Whitelist cookies

Hi,

Request headers with many cookies, especially from google analytics or similar sources, could really disrupt CDN caching. I was searching on the internet for a solution to “whitelist cookies” in VCL. Allow a strictly limited set of cookies. All others will be removed.

Are there any problems with the code shown below? Or it looks ok. What do you think of this strategy?

# in vcl_recv

set req.http.Cookie_temp = "";

# example cookie 1
if (req.http.Cookie ~ "csrftoken=[^;]+") {
  set req.http.Cookie_temp = req.http.Cookie_temp + re.group.0 + "; " ;
}

# example cookie 2
if (req.http.Cookie ~ "config-sessionid=[^;]+") {
  set req.http.Cookie_temp = req.http.Cookie_temp + re.group.0 + "; " ;
}

# example cookie 3. And so on. Include more here.

# remove trailing semicolon
set req.http.Cookie_temp = regsuball(req.http.Cookie_temp, "(; )?$", "");

# For debugging, not required.
set req.http.Cookie_orig = req.http.Cookie;

set req.http.Cookie = req.http.Cookie_temp;

if (req.http.Cookie ~ "^\s*$") {
  unset req.http.Cookie;
}

Great question!

If the request almost always has the same set of cookies, you could simplify this to:

set req.http.cookie = "" +
  if (req.http.cookie:csrftoken, "csrftoken=" + req.http.cookie:csrftoken + "; ", "") +
  if (req.http.cookie:config-sessionid, "config-sessionid=" + req.http.cookie:config-sessionid, "")
;

Filtering cookies like this is a great idea. However, not sending cookies to origin at all is much better. Even filtered, the cookie header combines multiple unrelated pieces of high granularity data, and if you use that data on the origin, you’ll then have to include Vary: cookie in the HTTP response, forcing Fastly to store a separate variant of the object for each possible cookie value. And that will likely reduce cache hit ratio dramatically.

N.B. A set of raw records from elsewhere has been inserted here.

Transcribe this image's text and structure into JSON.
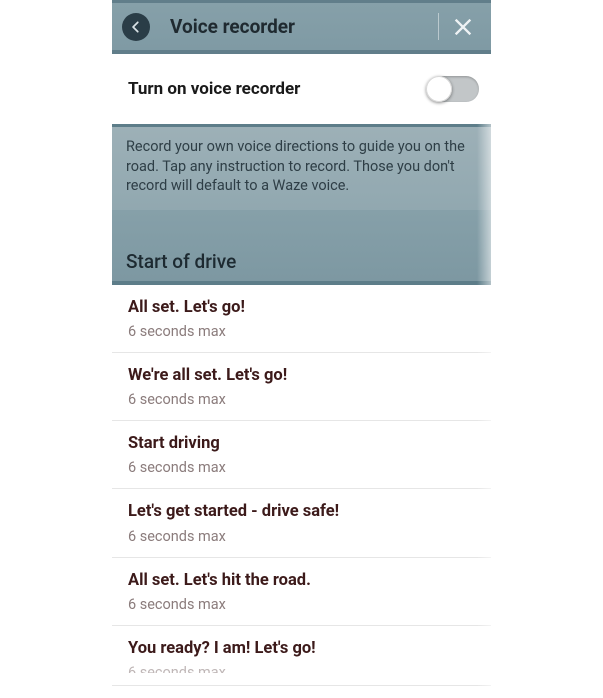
{
  "header": {
    "title": "Voice recorder"
  },
  "toggle": {
    "label": "Turn on voice recorder",
    "on": false
  },
  "info": {
    "text": "Record your own voice directions to guide you on the road. Tap any instruction to record. Those you don't record will default to a Waze voice."
  },
  "section": {
    "title": "Start of drive"
  },
  "common": {
    "sub": "6 seconds max"
  },
  "items": [
    {
      "label": "All set. Let's go!"
    },
    {
      "label": "We're all set. Let's go!"
    },
    {
      "label": "Start driving"
    },
    {
      "label": "Let's get started - drive safe!"
    },
    {
      "label": "All set. Let's hit the road."
    },
    {
      "label": "You ready? I am! Let's go!"
    }
  ]
}
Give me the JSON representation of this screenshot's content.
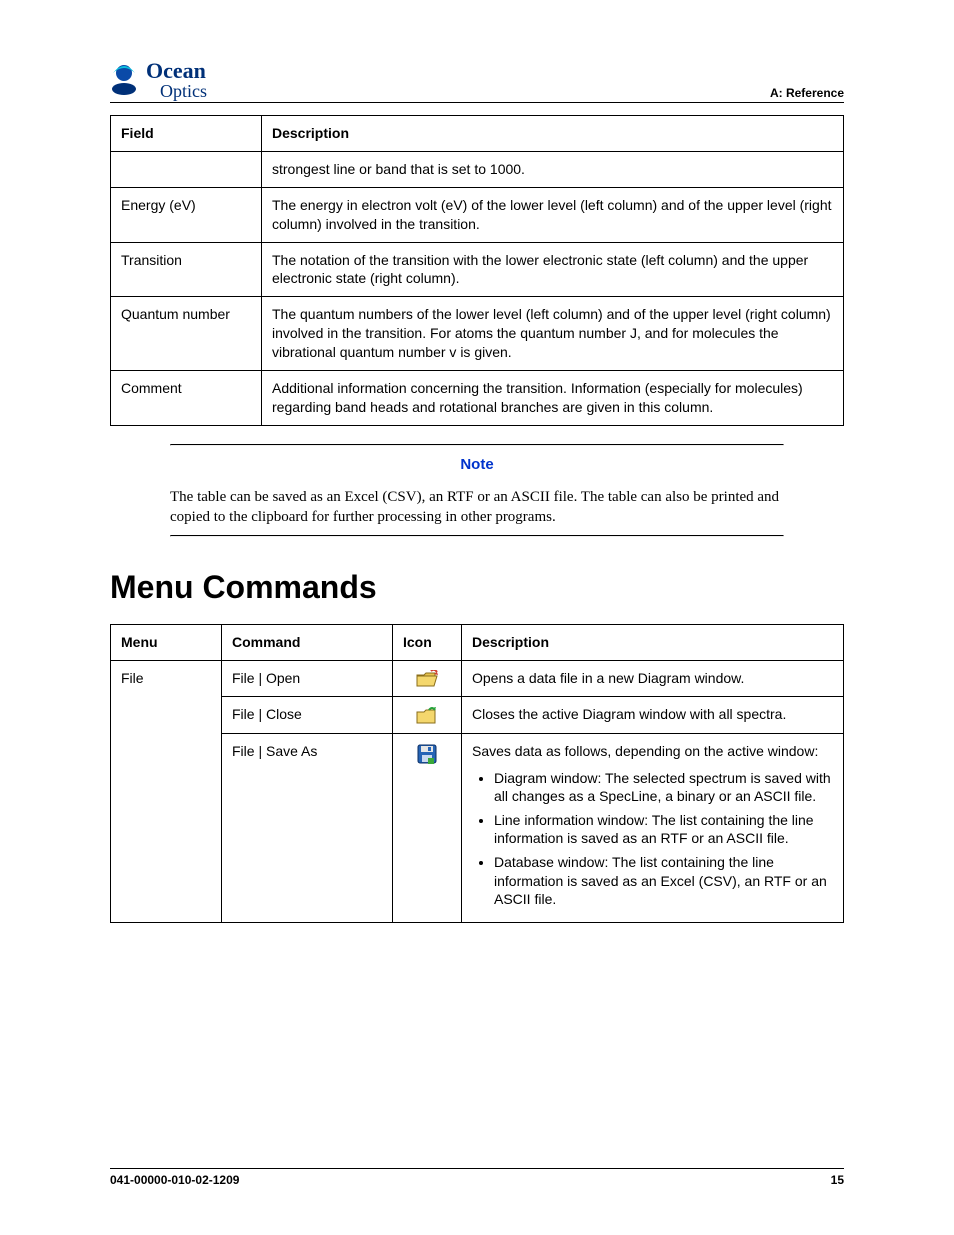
{
  "header": {
    "logo_top": "Ocean",
    "logo_bottom": "Optics",
    "ref_label": "A: Reference"
  },
  "fields_table": {
    "headers": [
      "Field",
      "Description"
    ],
    "rows": [
      {
        "field": "",
        "desc": "strongest line or band that is set to 1000."
      },
      {
        "field": "Energy (eV)",
        "desc": "The energy in electron volt (eV) of the lower level (left column) and of the upper level (right column) involved in the transition."
      },
      {
        "field": "Transition",
        "desc": "The notation of the transition with the lower electronic state (left column) and the upper electronic state (right column)."
      },
      {
        "field": "Quantum number",
        "desc": "The quantum numbers of the lower level (left column) and of the upper level (right column) involved in the transition. For atoms the quantum number J, and for molecules the vibrational quantum number v is given."
      },
      {
        "field": "Comment",
        "desc": "Additional information concerning the transition. Information (especially for molecules) regarding band heads and rotational branches are given in this column."
      }
    ]
  },
  "note": {
    "title": "Note",
    "body": "The table can be saved as an Excel (CSV), an RTF or an ASCII file. The table can also be printed and copied to the clipboard for further processing in other programs."
  },
  "section_heading": "Menu Commands",
  "menu_table": {
    "headers": [
      "Menu",
      "Command",
      "Icon",
      "Description"
    ],
    "rows": [
      {
        "menu": "File",
        "command": "File | Open",
        "icon": "open-folder-icon",
        "desc_intro": "Opens a data file in a new Diagram window.",
        "desc_list": []
      },
      {
        "menu": "",
        "command": "File | Close",
        "icon": "close-folder-icon",
        "desc_intro": "Closes the active Diagram window with all spectra.",
        "desc_list": []
      },
      {
        "menu": "",
        "command": "File | Save As",
        "icon": "save-disk-icon",
        "desc_intro": "Saves data as follows, depending on the active window:",
        "desc_list": [
          "Diagram window: The selected spectrum is saved with all changes as a SpecLine, a binary or an ASCII file.",
          "Line information window: The list containing the line information is saved as an RTF or an ASCII file.",
          "Database window: The list containing the line information is saved as an Excel (CSV), an RTF or an ASCII file."
        ]
      }
    ]
  },
  "footer": {
    "doc_number": "041-00000-010-02-1209",
    "page_number": "15"
  }
}
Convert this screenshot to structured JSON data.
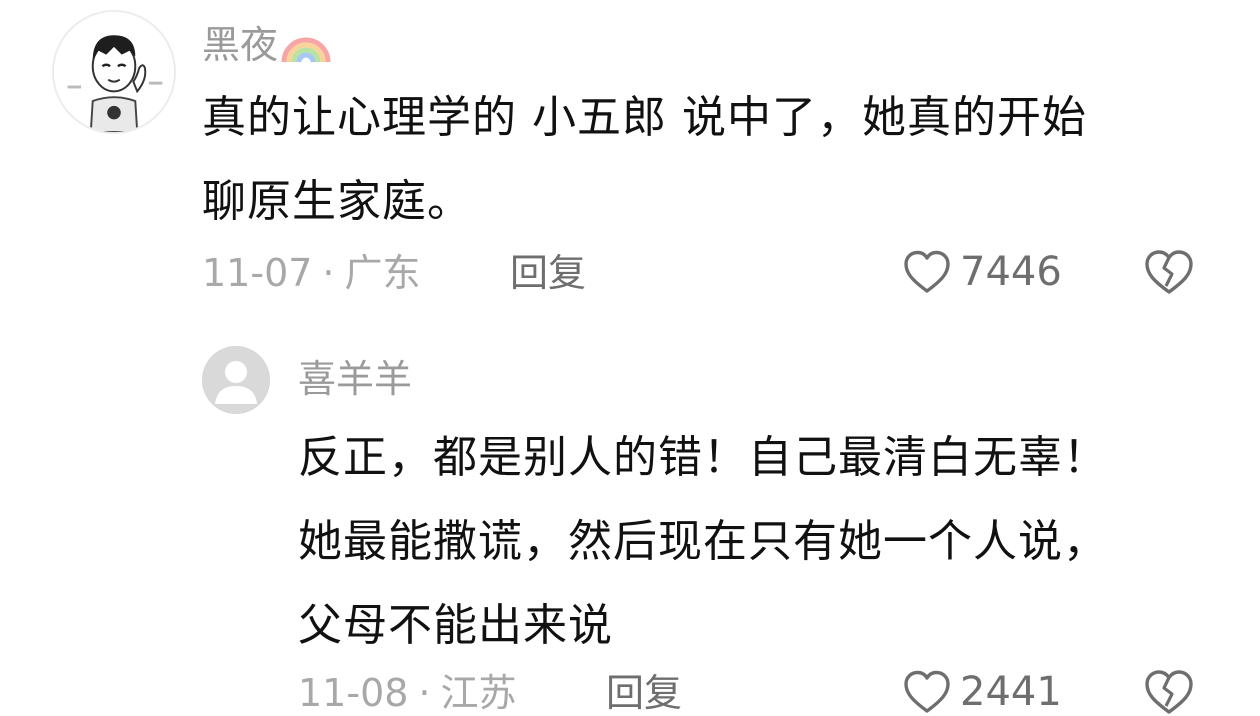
{
  "comment": {
    "username": "黑夜",
    "username_icon": "rainbow-icon",
    "text_lines": [
      "真的让心理学的 小五郎 说中了，她真的开始",
      "聊原生家庭。"
    ],
    "date": "11-07",
    "separator": "·",
    "location": "广东",
    "reply_label": "回复",
    "likes": "7446",
    "like_icon": "heart-outline-icon",
    "dislike_icon": "broken-heart-icon"
  },
  "reply": {
    "username": "喜羊羊",
    "avatar_icon": "default-avatar-icon",
    "text_lines": [
      "反正，都是别人的错！自己最清白无辜！",
      "她最能撒谎，然后现在只有她一个人说，",
      "父母不能出来说"
    ],
    "date": "11-08",
    "separator": "·",
    "location": "江苏",
    "reply_label": "回复",
    "likes": "2441",
    "like_icon": "heart-outline-icon",
    "dislike_icon": "broken-heart-icon"
  },
  "colors": {
    "text": "#111111",
    "username": "#9a9a9a",
    "meta": "#a8a8a8",
    "action": "#6e6e6e",
    "avatar_placeholder": "#d9d9d9"
  }
}
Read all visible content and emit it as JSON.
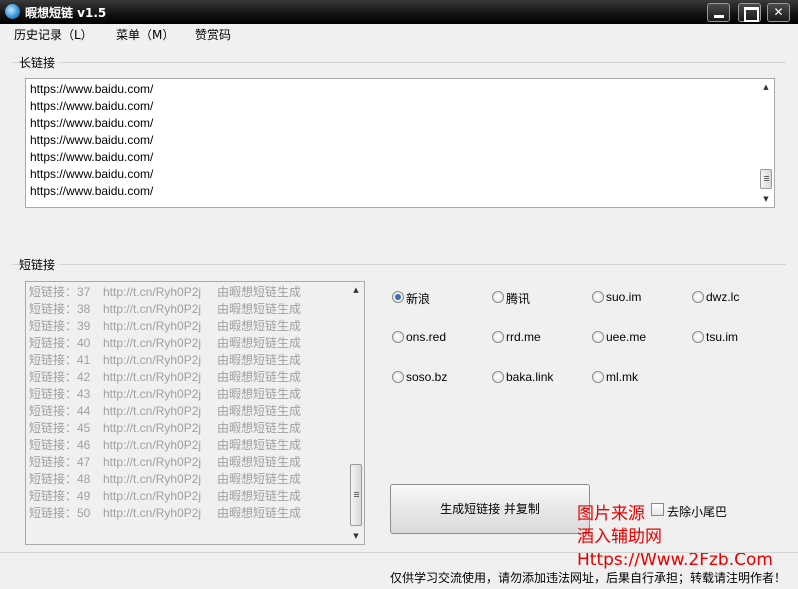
{
  "window": {
    "title": "暇想短链 v1.5"
  },
  "menu": {
    "history": "历史记录（L）",
    "menu": "菜单（M）",
    "reward": "赞赏码"
  },
  "long_group": {
    "label": "长链接",
    "lines": [
      "https://www.baidu.com/",
      "https://www.baidu.com/",
      "https://www.baidu.com/",
      "https://www.baidu.com/",
      "https://www.baidu.com/",
      "https://www.baidu.com/",
      "https://www.baidu.com/"
    ]
  },
  "short_group": {
    "label": "短链接",
    "rows": [
      {
        "prefix": "短链接：37",
        "url": "http://t.cn/Ryh0P2j",
        "suffix": "由暇想短链生成"
      },
      {
        "prefix": "短链接：38",
        "url": "http://t.cn/Ryh0P2j",
        "suffix": "由暇想短链生成"
      },
      {
        "prefix": "短链接：39",
        "url": "http://t.cn/Ryh0P2j",
        "suffix": "由暇想短链生成"
      },
      {
        "prefix": "短链接：40",
        "url": "http://t.cn/Ryh0P2j",
        "suffix": "由暇想短链生成"
      },
      {
        "prefix": "短链接：41",
        "url": "http://t.cn/Ryh0P2j",
        "suffix": "由暇想短链生成"
      },
      {
        "prefix": "短链接：42",
        "url": "http://t.cn/Ryh0P2j",
        "suffix": "由暇想短链生成"
      },
      {
        "prefix": "短链接：43",
        "url": "http://t.cn/Ryh0P2j",
        "suffix": "由暇想短链生成"
      },
      {
        "prefix": "短链接：44",
        "url": "http://t.cn/Ryh0P2j",
        "suffix": "由暇想短链生成"
      },
      {
        "prefix": "短链接：45",
        "url": "http://t.cn/Ryh0P2j",
        "suffix": "由暇想短链生成"
      },
      {
        "prefix": "短链接：46",
        "url": "http://t.cn/Ryh0P2j",
        "suffix": "由暇想短链生成"
      },
      {
        "prefix": "短链接：47",
        "url": "http://t.cn/Ryh0P2j",
        "suffix": "由暇想短链生成"
      },
      {
        "prefix": "短链接：48",
        "url": "http://t.cn/Ryh0P2j",
        "suffix": "由暇想短链生成"
      },
      {
        "prefix": "短链接：49",
        "url": "http://t.cn/Ryh0P2j",
        "suffix": "由暇想短链生成"
      },
      {
        "prefix": "短链接：50",
        "url": "http://t.cn/Ryh0P2j",
        "suffix": "由暇想短链生成"
      }
    ]
  },
  "services": [
    {
      "label": "新浪",
      "selected": true
    },
    {
      "label": "腾讯",
      "selected": false
    },
    {
      "label": "suo.im",
      "selected": false
    },
    {
      "label": "dwz.lc",
      "selected": false
    },
    {
      "label": "ons.red",
      "selected": false
    },
    {
      "label": "rrd.me",
      "selected": false
    },
    {
      "label": "uee.me",
      "selected": false
    },
    {
      "label": "tsu.im",
      "selected": false
    },
    {
      "label": "soso.bz",
      "selected": false
    },
    {
      "label": "baka.link",
      "selected": false
    },
    {
      "label": "ml.mk",
      "selected": false
    }
  ],
  "actions": {
    "generate_label": "生成短链接 并复制",
    "remove_tail_label": "去除小尾巴",
    "remove_tail_checked": false
  },
  "watermark": {
    "line1": "图片来源",
    "line2": "酒入辅助网",
    "line3": "Https://Www.2Fzb.Com"
  },
  "footer": {
    "notice": "仅供学习交流使用，请勿添加违法网址，后果自行承担；转载请注明作者！"
  },
  "colors": {
    "watermark": "#e60000",
    "radio_selected": "#3a6fb5",
    "short_text": "#a0a0a0"
  }
}
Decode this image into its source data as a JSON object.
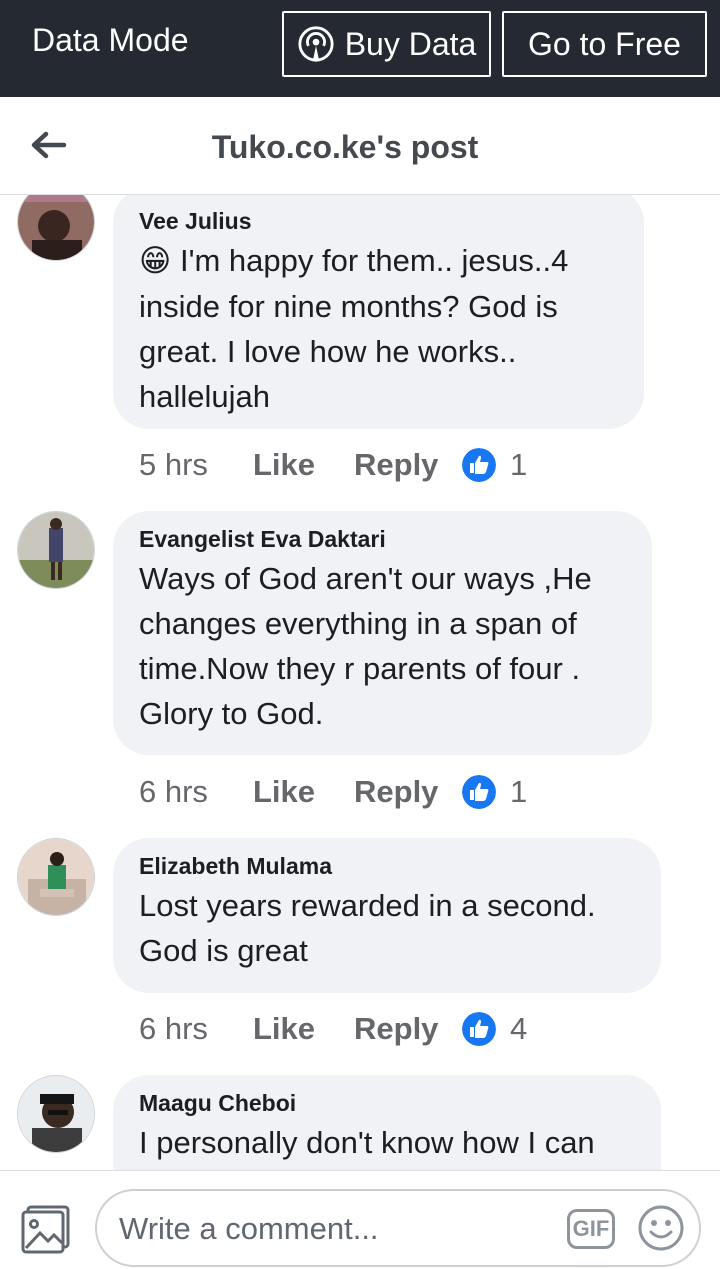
{
  "data_bar": {
    "mode_label": "Data Mode",
    "buy_data_label": "Buy Data",
    "go_free_label": "Go to Free"
  },
  "header": {
    "title": "Tuko.co.ke's post"
  },
  "comments": [
    {
      "author": "Vee Julius",
      "emoji": "😁",
      "text": "I'm happy for them.. jesus..4 inside for nine months? God is great. I love how he works.. hallelujah",
      "time": "5 hrs",
      "like_label": "Like",
      "reply_label": "Reply",
      "likes": "1"
    },
    {
      "author": "Evangelist Eva Daktari",
      "text": "Ways of God aren't our ways ,He changes everything in a span of time.Now they r parents of four . Glory to God.",
      "time": "6 hrs",
      "like_label": "Like",
      "reply_label": "Reply",
      "likes": "1"
    },
    {
      "author": "Elizabeth Mulama",
      "text": "Lost years rewarded in a second. God is great",
      "time": "6 hrs",
      "like_label": "Like",
      "reply_label": "Reply",
      "likes": "4"
    },
    {
      "author": "Maagu Cheboi",
      "text": "I personally don't know how I can"
    }
  ],
  "composer": {
    "placeholder": "Write a comment...",
    "gif_label": "GIF"
  },
  "colors": {
    "top_bar": "#252a32",
    "bubble": "#f0f2f5",
    "like_blue": "#1877f2",
    "meta_gray": "#65676b"
  },
  "icons": [
    "broadcast-icon",
    "back-arrow-icon",
    "like-reaction-icon",
    "photo-icon",
    "gif-icon",
    "smiley-icon"
  ]
}
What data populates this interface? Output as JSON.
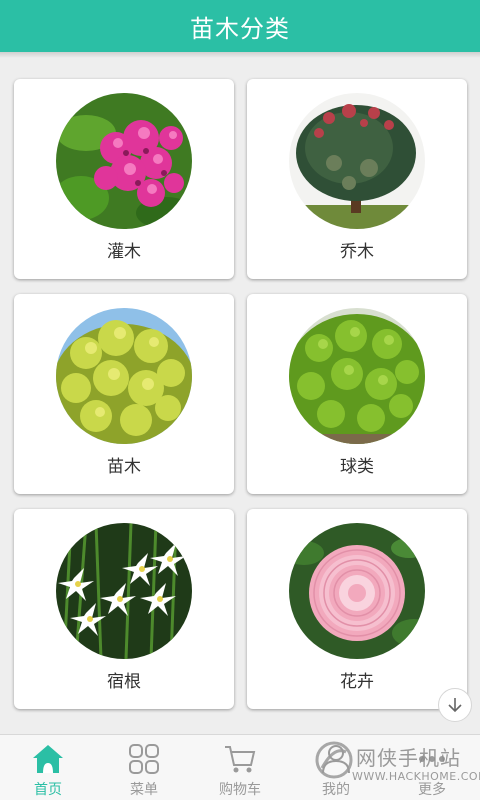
{
  "header": {
    "title": "苗木分类"
  },
  "categories": [
    {
      "label": "灌木",
      "image": "pink-spirea-flowers"
    },
    {
      "label": "乔木",
      "image": "red-tip-tree"
    },
    {
      "label": "苗木",
      "image": "yellow-green-shrub"
    },
    {
      "label": "球类",
      "image": "green-ball-shrub"
    },
    {
      "label": "宿根",
      "image": "white-zephyr-lilies"
    },
    {
      "label": "花卉",
      "image": "pink-camellia"
    }
  ],
  "scroll": {
    "icon": "arrow-down-icon"
  },
  "tabbar": {
    "tabs": [
      {
        "label": "首页",
        "icon": "home-icon",
        "active": true
      },
      {
        "label": "菜单",
        "icon": "grid-menu-icon",
        "active": false
      },
      {
        "label": "购物车",
        "icon": "cart-icon",
        "active": false
      },
      {
        "label": "我的",
        "icon": "user-icon",
        "active": false
      },
      {
        "label": "更多",
        "icon": "more-icon",
        "active": false
      }
    ]
  },
  "watermark": {
    "text": "网侠手机站",
    "url": "WWW.HACKHOME.COM"
  },
  "colors": {
    "accent": "#2bbfa5",
    "inactive": "#9a9a9a",
    "background": "#eeeeee"
  }
}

Obviously one solution is to remove any cookies that you don’t actually use, and you’re doing that. But what about cookies that are important?

Use the value at the edge

One solution is to consume the cookie value at the edge. One of your examples is a CSRF token, which is actually something you can often implement entirely edge-side. For example, use a stateless CSRF token format that includes a timestamp and hash of the URL, timestamp and client IP, and then re-run that hash at the edge to check that it’s valid.

Once you’ve consumed that cookie, you can then remove it from the request.

Decompose the cookie into separate headers

If you still have multiple cookies you need to pass to origin, consider spreading them over multiple custom headers:

set req.http.Session-ID = req.http.cookie:session-id;
set req.http.Edition = req.http.cookie:edition;
unset req.http.cookie;

Now, imagine session-id is a very granular value that is usually different for every user, while edition has only 2 possible values, “local” and “international”. If a request goes to your origin and it pays no attention to the session ID but uses the edition value, it can now return a response with a vary header like this:

Vary: Edition

Now Fastly only needs to store two variants of this response in order to satisfy all possible requests.

2 Likes

Thanks for the answer. Very interesting. That is really a compact solution to extract only certain cookies.

Yes! Actually on a majority of pages, which happen to be documentation, I’m removing the cookies completely. The (django) server continues to send Vary: cookie but since there is no cookie to vary on, it ought to be ok.